I'm a little frustrated by everything today. I know I have a lot of health issues and that I'll probably have to deal with them to some extent or another for the rest of my life... it's just discouraging to be reminded of all that! I just have to be sad for a little while... and then remind myself of what I know is true. While I may be a mystery to the doctors, the God who made me knows exactly what's going on, He allowed it to happen, He's in control of this situation, and He will work it for His glory and to make me more like Him. Our family's been doing a Bible study together. Last week we talked about the attributes of God - what He's like. Sometimes, situations are just plain bad. There's simply nothing anyone can say to make it better that doesn't sound trite. But knowing that God is sovereign, knowing that He is merciful, knowing that He is all-powerful brings me comfort. I don't understand, and I my initial reaction to days like today is not always God-honoring... but I'm thankful that He doesn't change, that He is forgiving, and that His love for me is not fickle. It does not change based on how I act or don't act... or depending on what shirt I wear. ;)

Hannah ;)

Monday, July 19, 2010

I'm OK ;)

Well, let me start out by saying that I'm okay... I am NOT in the hospital. ;)

So... there was a little miscommunication by the doctor, so I didn't end up having the tests until Friday. The PA told me that drinking was my stay-out-of-the-hospital ticket... so I drank... but she forgot to mention that I had to be NPO for several hours before the test, so they wouldn't X ray me on Thursday.

The pain has been coming and going, and it was better by Friday morning when I had my tests. Which is good, of course, but also a little frustrating in a weird way. They think I have scar tissue or something causing obstructions, but whatever was going on resolved itself, so nothing showed up on the X rays.

My guts, as far as they can see, look healthy, which is great! They also did some live video X ray of my stomach in action, which was very very cool to watch! They did find some new issues, which is very frustrating. Basically, my stomach is not emptying properly - it stays full way too long. Once it does empty, everything travels from my stomach to my bag in literally a minute or two (which may not mean anything because the dye is supposed to go through you quickly). The doctor was concerned about the slow stomach emptying, but I think it was nothing. They made me drink stuff that made me feel sick, so of course my stomach was kinda freaking out. My stomach felt absolutely terrible until Saturday from the contrast I had to drink.

My stomach still feels pretty messed up, and I had a lot of pain on Sunday again. But I don't think there's anything wrong with my stomach - it's probably still just upset from that yucky stuff I had to drink! It does concern me because it hurts like it used to before I had surgery. Please pray that whatever's going on will resolve! It's bad for me to have problems with my stomach because I get dehydrated so easily if I'm feeling poorly. I'm down about 6 lbs from this week of feeling nauseated and hurting - probably a lot of that is lost water. This quickly becomes dangerous and sets off my adrenal problems and everything else. Please pray I can stay hydrated and that my guts will start working right!

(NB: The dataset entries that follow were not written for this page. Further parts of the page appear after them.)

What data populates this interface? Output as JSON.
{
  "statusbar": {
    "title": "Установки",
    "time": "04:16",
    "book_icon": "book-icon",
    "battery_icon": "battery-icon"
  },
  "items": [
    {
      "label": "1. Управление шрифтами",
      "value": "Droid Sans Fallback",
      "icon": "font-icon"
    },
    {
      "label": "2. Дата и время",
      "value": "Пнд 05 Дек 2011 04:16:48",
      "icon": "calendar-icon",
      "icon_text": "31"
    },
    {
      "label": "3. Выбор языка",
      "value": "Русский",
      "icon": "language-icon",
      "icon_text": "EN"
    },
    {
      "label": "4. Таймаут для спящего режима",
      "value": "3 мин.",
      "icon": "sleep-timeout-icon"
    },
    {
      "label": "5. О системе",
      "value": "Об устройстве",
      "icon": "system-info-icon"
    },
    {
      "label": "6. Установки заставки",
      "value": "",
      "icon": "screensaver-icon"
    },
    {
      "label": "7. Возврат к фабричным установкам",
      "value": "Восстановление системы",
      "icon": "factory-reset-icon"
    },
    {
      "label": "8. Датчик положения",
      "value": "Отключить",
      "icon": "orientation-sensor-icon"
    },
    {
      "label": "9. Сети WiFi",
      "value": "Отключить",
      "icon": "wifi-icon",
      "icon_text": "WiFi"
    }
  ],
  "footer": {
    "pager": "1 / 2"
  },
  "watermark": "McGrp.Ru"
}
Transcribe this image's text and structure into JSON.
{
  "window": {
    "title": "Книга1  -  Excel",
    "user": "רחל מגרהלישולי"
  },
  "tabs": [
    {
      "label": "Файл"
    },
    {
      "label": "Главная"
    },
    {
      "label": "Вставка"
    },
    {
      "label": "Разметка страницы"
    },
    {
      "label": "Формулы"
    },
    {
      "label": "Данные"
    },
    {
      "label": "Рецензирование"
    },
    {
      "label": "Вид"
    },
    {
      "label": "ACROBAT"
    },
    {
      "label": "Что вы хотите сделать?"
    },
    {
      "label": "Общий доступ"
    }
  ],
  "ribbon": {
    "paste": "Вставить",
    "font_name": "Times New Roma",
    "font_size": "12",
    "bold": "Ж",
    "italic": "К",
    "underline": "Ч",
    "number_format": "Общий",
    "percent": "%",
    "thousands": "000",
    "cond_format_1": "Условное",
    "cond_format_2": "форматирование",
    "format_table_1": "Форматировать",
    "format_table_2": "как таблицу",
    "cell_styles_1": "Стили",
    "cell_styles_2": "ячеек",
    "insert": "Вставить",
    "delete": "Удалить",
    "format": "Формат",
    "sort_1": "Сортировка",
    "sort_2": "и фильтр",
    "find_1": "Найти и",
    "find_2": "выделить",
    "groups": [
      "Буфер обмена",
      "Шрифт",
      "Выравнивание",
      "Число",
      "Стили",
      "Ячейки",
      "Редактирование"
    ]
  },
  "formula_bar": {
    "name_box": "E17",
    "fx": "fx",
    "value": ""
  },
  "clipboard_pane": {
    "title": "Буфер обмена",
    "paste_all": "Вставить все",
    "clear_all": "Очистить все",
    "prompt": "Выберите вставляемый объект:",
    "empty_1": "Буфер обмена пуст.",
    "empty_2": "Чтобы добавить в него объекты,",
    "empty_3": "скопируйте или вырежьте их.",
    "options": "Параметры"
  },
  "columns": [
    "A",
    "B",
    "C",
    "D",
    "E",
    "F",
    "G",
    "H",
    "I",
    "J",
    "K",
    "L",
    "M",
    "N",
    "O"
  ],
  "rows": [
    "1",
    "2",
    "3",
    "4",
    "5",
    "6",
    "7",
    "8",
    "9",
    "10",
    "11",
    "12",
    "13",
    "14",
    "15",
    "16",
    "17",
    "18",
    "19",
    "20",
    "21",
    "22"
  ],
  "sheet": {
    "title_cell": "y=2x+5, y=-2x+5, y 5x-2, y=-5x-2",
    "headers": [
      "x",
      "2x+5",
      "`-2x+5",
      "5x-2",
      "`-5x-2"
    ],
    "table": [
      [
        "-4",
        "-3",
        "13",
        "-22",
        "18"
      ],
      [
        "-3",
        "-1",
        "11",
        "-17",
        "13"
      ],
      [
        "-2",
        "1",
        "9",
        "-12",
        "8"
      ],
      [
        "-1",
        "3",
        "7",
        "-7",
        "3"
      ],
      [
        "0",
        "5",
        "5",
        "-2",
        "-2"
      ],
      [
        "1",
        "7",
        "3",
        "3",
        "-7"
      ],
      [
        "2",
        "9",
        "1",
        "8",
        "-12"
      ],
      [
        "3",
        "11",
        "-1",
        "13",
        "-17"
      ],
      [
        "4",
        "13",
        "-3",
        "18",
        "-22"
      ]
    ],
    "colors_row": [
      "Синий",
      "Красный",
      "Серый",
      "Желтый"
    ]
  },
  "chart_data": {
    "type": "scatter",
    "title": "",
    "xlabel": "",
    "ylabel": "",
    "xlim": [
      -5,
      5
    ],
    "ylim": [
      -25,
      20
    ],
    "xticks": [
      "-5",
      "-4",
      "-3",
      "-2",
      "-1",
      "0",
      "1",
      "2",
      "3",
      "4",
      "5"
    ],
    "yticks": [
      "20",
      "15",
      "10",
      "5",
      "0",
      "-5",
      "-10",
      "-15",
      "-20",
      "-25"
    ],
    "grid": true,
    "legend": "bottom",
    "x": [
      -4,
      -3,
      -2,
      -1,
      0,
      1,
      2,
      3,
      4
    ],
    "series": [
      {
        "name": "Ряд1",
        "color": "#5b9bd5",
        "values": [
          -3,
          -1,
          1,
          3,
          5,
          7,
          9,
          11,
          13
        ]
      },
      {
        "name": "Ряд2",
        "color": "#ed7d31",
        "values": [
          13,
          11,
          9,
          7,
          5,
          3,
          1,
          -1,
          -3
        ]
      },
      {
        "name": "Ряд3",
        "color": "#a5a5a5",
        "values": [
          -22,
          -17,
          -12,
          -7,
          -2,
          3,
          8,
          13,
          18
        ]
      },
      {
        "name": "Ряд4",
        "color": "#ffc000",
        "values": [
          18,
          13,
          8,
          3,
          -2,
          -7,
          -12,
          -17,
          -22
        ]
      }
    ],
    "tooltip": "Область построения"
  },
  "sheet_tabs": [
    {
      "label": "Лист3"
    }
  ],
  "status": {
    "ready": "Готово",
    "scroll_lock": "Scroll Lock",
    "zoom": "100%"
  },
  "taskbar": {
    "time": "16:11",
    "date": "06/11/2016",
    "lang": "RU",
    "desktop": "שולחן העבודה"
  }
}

Twitchy is getting more and more angry. I see the GI doctor on Wednesday, so we'll be discussing all these issues, I'm sure.

In good news, I've done two weeks now at the slightly lower steroid dosage, and I've only had one day of feeling shaky and dizzy. For the first week, I was totally wiped out, but now I'm feeling much more like myself. Yay! Also, my joints are becoming much less stiff, which is great! I can open jars and stuff. ;)

Thanks for all your support and prayers! This week had the potential to turn out quite badly - like emergency surgery - if the tests showed a big problem. Praise God that it was nothing really bad!

Hannah ;)

Wednesday, July 14, 2010

Here We Go Again

So, I think I mentioned a few posts back that I'm struggling again with some stomach pain. Since the weekend of July 4th, I've been off and on really nauseated and having intense stomach pain. It eventually goes away, and it kept happening over weekends, so I never called my doctor or anything. But... Monday I started feeling bad again, and it didn't go away. By last night, I felt terrible, and today, I felt even worse and couldn't even drink water.

So, GI doctor was called, and this evening, his PA called me back. She asked if I wanted to go to the hospital (clearly she doesn't know me well). Since I declined, I have to go in for some X rays and blood work tomorrow. Given my history, they are concerned about an obstruction or pancreatitis. I'd really prefer to NOT have EITHER of those, but I hope they can find out what's wrong and fix it. It's been frustrating to have to deal with being so sick off and on with no clear explanation as to why I feel so crummy.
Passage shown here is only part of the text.